Leveraging a unique experience in creating interactive, 3D printed wearable products, which dates back several years and includes several successful works (with Rolls Royce, Cirque du Soleil and Audi, among others) Anouk Wipprecht designed the 3D printed dress with the aim to hold more than 64 elements. “Since we [along with partners at gtec and JKU] are using 64 PCB’s on the BCI, the dress needed 64 outputs”, Anouk exclusively told 3dpbm. “I divided that into 32 servo motors and 32 LED’s that all are connected to each of the Pangolin grids and to PCB’s on the head of the model, creating the live visualization effects.”

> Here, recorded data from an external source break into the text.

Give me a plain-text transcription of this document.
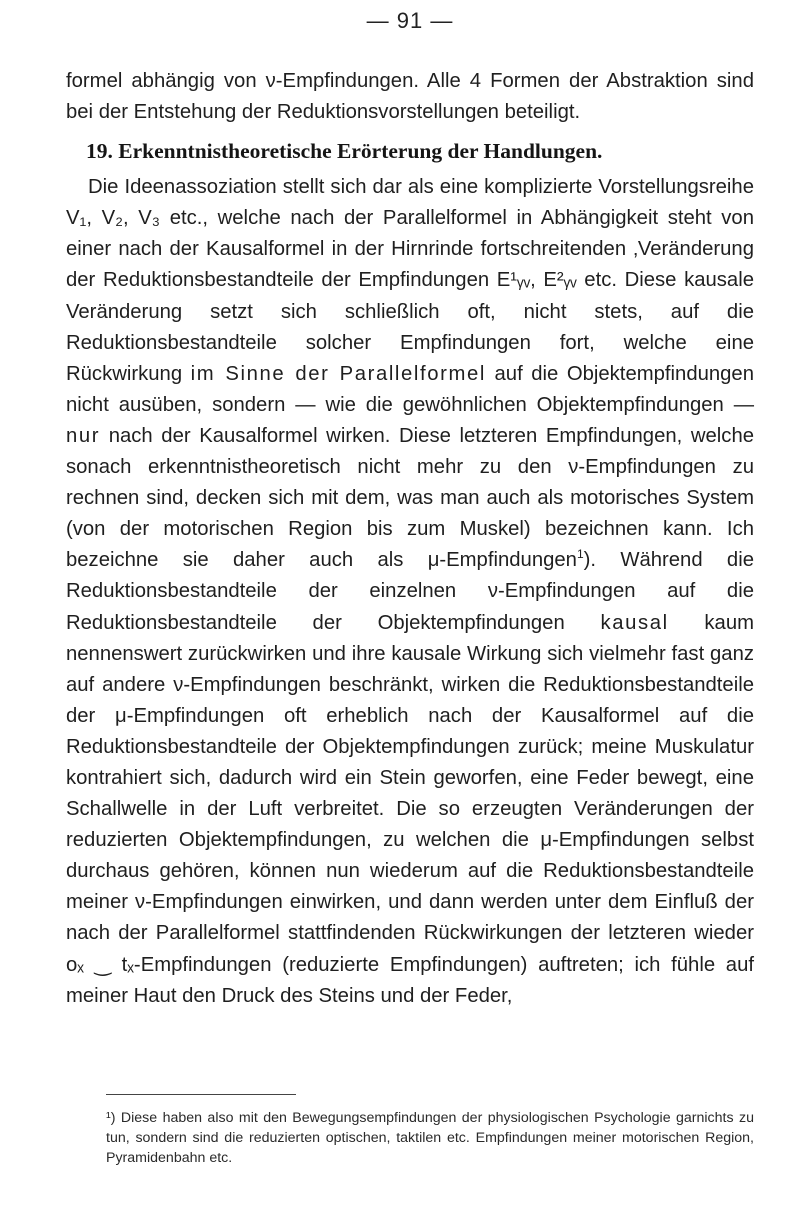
— 91 —

formel abhängig von ν-Empfindungen. Alle 4 Formen der Abstraktion sind bei der Entstehung der Reduktionsvorstellungen beteiligt.

19. Erkenntnistheoretische Erörterung der Handlungen.

Die Ideenassoziation stellt sich dar als eine komplizierte Vorstellungsreihe V₁, V₂, V₃ etc., welche nach der Parallelformel in Abhängigkeit steht von einer nach der Kausalformel in der Hirnrinde fortschreitenden ‚Veränderung der Reduktionsbestandteile der Empfindungen E¹ᵧᵥ, E²ᵧᵥ etc. Diese kausale Veränderung setzt sich schließlich oft, nicht stets, auf die Reduktionsbestandteile solcher Empfindungen fort, welche eine Rückwirkung im Sinne der Parallelformel auf die Objektempfindungen nicht ausüben, sondern — wie die gewöhnlichen Objektempfindungen — nur nach der Kausalformel wirken. Diese letzteren Empfindungen, welche sonach erkenntnistheoretisch nicht mehr zu den ν-Empfindungen zu rechnen sind, decken sich mit dem, was man auch als motorisches System (von der motorischen Region bis zum Muskel) bezeichnen kann. Ich bezeichne sie daher auch als μ-Empfindungen$^1$). Während die Reduktionsbestandteile der einzelnen ν-Empfindungen auf die Reduktionsbestandteile der Objektempfindungen kausal kaum nennenswert zurückwirken und ihre kausale Wirkung sich vielmehr fast ganz auf andere ν-Empfindungen beschränkt, wirken die Reduktionsbestandteile der μ-Empfindungen oft erheblich nach der Kausalformel auf die Reduktionsbestandteile der Objektempfindungen zurück; meine Muskulatur kontrahiert sich, dadurch wird ein Stein geworfen, eine Feder bewegt, eine Schallwelle in der Luft verbreitet. Die so erzeugten Veränderungen der reduzierten Objektempfindungen, zu welchen die μ-Empfindungen selbst durchaus gehören, können nun wiederum auf die Reduktionsbestandteile meiner ν-Empfindungen einwirken, und dann werden unter dem Einfluß der nach der Parallelformel stattfindenden Rückwirkungen der letzteren wieder oₓ ‿ tₓ-Empfindungen (reduzierte Empfindungen) auftreten; ich fühle auf meiner Haut den Druck des Steins und der Feder,

¹) Diese haben also mit den Bewegungsempfindungen der physiologischen Psychologie garnichts zu tun, sondern sind die reduzierten optischen, taktilen etc. Empfindungen meiner motorischen Region, Pyramidenbahn etc.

The dress is also inspired by the pangolin, cute, harmless animals sometimes known as scaly anteaters. They have large, protective keratin scales covering their skin (they are the only known mammals with this feature) and live in hollow trees or burrows. They are nocturnal and tend to be solitary animals, meeting only to mate. Pangolins are threatened by poaching (for their meat and scales, which are used in Chinese traditional medicine) and heavy deforestation of their natural habitats, and are the most trafficked mammals in the world (Wikipedia). As such, Pangolins and considered an endangered species and some have theorized that the recent coronavirus may have emerged from the consumption of pangolin meat. These – and other recent issues – may have provided the inspiration in current events themes, which often characterizes Wipprecht’s production.

Wipprecht’s main challenge in the project’s development was to not overload the dress with additional weight. She teamed up 3D printing experts Shapeways and Igor Knezevic in order to create an ‘exo-skeleton’ like dress-frame (3mm) that was light enough to be worn but sturdy enough to hold all the mechanics in place. “It definitely is a dress that is ‘out there’ – the designer added – we are using a lot of wires to create a well-behaved data communication system, and we wanted to go for a very ‘cyborg’ look. Very ‘H.R. Giger-esque’. Which fits the theme of the festival as it mixes art x fashion x technology.”